Séries
Bernard M.
En ces temps de restrictions culturelles dans le monde du dehors, on consomme de la série à haute dose dans le monde du dedans, derrière notre petit écran.
Je suis assez perplexe devant En thérapie, unanimement loué. Non que ce soit mauvais, très loin de là, mais il y a des choses qui ne passent pas. Les dialogues sont brillants et d’une grande finesse, les actrices et acteurs excellents faisant passer des quantités d’affects, de seconde en seconde, dans leurs expressions et leurs regards extrêmement mobiles.
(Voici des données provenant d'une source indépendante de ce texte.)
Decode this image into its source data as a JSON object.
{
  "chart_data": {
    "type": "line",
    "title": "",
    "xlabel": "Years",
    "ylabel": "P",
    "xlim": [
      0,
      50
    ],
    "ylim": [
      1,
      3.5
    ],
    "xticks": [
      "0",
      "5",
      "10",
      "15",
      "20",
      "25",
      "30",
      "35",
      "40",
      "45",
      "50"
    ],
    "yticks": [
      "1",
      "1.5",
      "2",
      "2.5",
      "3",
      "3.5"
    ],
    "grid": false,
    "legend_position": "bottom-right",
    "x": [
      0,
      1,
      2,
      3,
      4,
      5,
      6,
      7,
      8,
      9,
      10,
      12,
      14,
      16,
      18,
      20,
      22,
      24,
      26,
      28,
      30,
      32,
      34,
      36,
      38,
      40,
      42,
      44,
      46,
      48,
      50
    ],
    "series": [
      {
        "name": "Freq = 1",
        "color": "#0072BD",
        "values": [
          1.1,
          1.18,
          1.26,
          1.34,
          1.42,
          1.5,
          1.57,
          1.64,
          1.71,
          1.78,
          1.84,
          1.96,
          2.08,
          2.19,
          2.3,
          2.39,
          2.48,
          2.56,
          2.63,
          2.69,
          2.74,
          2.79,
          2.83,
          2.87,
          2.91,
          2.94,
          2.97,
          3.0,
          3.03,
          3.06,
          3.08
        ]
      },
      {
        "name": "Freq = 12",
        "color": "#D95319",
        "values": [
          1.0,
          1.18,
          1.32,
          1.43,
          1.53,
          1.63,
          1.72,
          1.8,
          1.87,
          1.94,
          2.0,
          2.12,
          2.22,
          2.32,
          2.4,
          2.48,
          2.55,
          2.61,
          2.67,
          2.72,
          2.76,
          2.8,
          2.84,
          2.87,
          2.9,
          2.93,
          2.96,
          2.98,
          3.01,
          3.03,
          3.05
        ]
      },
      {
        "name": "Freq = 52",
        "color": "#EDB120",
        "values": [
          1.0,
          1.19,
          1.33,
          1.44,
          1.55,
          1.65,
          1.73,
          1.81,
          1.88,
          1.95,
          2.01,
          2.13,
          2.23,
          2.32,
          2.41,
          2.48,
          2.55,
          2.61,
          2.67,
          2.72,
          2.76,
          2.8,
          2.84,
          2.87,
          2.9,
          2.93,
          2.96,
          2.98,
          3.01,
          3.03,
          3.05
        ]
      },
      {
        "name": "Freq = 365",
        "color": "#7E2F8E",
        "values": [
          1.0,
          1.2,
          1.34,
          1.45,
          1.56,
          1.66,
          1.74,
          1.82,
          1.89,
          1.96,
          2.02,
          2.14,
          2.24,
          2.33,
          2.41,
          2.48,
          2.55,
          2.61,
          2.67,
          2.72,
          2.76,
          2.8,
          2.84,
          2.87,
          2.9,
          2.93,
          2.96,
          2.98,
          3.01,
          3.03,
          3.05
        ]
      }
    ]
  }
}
On est à la fois scotchés aux paroles qui se déversent, avides de savoir quelles directions celles-ci vont prendre, quels soubassements intimes vont venir au jour, quels revirements vont s’opérer, et en même temps on se dit que ce n’est pas ça, comme s’il y avait quelque chose d’un peu forcé, d’un peu trop théâtralisé, qui ne rend pas la vérité d’un processus analytique et qui fait qu’on ne parvient pas vraiment à y croire. On regarde alors en se sentant à distance et paradoxalement, alors même que comme je l’ai dit, on est scotché, on s’ennuie un peu. C’est variable selon les personnages et selon les épisodes. Mais globalement les échanges avec le couple Léonora et Damien et avec la glaçante Esther sont ceux qui passent le moins bien.
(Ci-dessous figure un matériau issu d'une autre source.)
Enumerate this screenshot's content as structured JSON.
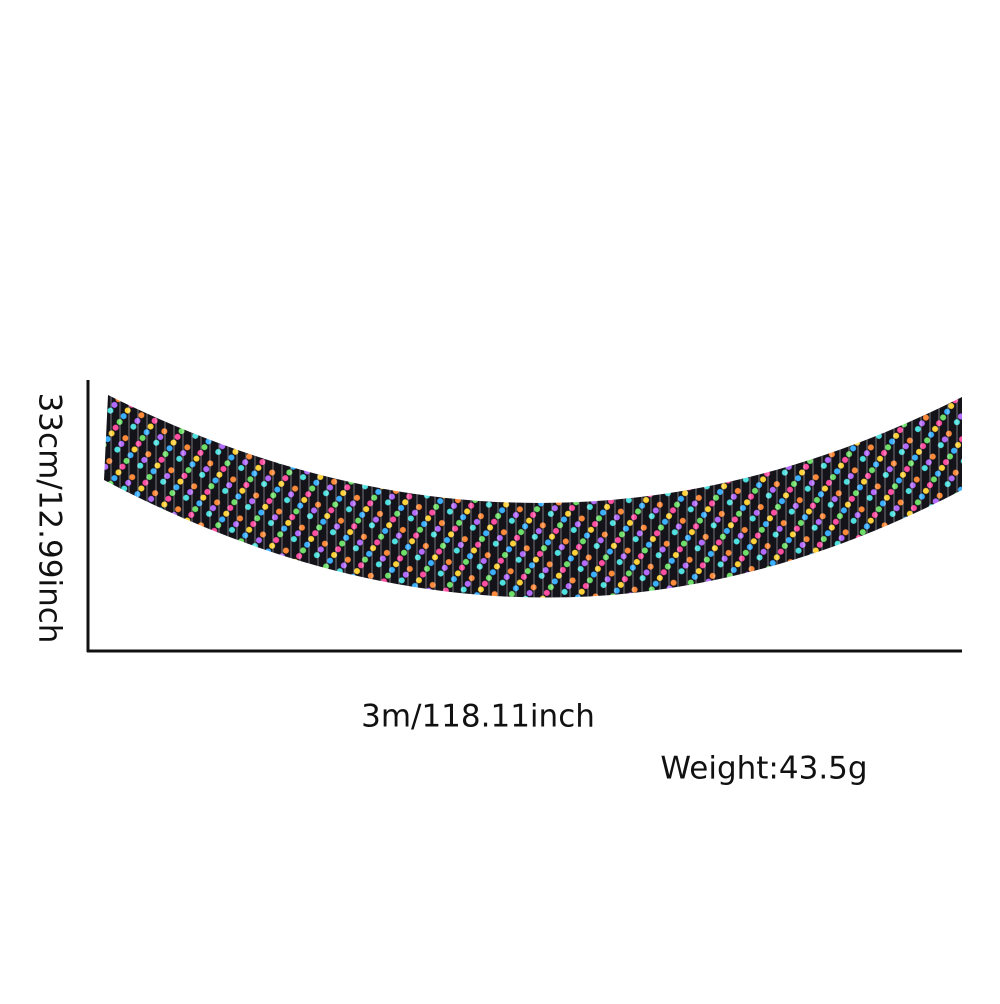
{
  "dimensions": {
    "height": "33cm/12.99inch",
    "width": "3m/118.11inch",
    "weight": "Weight:43.5g"
  }
}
C’est dans Le bureau des légendes que s’effectue notre autre plongée. Des séries tellement différentes qu’il n’y a guère de sens à les comparer. Mais, je dirais, plus conforme à ce que j’attends d’une série : l’immersion dans un monde qui n’est pas du tout le mien, la multiplicité des personnages, l’intensité et la vivacité des rebondissements. La volonté de réalisme est très forte et même si certains des événements sont hautement improbables on est plus candidement emportés par le récit, on arrive plus facilement à y croire qu’aux démêlés psychologiques des patients d’En thérapie. On a avalé ces derniers temps les deux premières saisons par doses en général de deux épisodes par soirée, parfois trois. La seconde saison m’a paru particulièrement maitrisée. Le bureau des légendes ça n’existe pas évidemment au sein de la DGSE, mais néanmoins les éléments donnés sur la formation, les modes de fonctionnement des agents des services sont, d’après ce que j’ai lu, très solidement documentés. Les enjeux géostratégiques sont également très bien présentés et font un des grands intérêts de la série. Les acteurs sont également excellents et j’aime aussi beaucoup, cela rajoute au réalisme, le fait que toutes les scènes sont dans les langues normalement attendues des locuteurs, anglais, arabe, farsi. Je trouve particulièrement délicieuse la douce Sara Giraudeau maniant le farsi avec une grande aisance apparente ce qui rajoute au charme qu’elle dégage. J’ai acheté toute la série lors de mon dernier passage à Paris. Trois saisons nous attendent donc encore. De quoi faire face aux longues soirées sous couvre-feu !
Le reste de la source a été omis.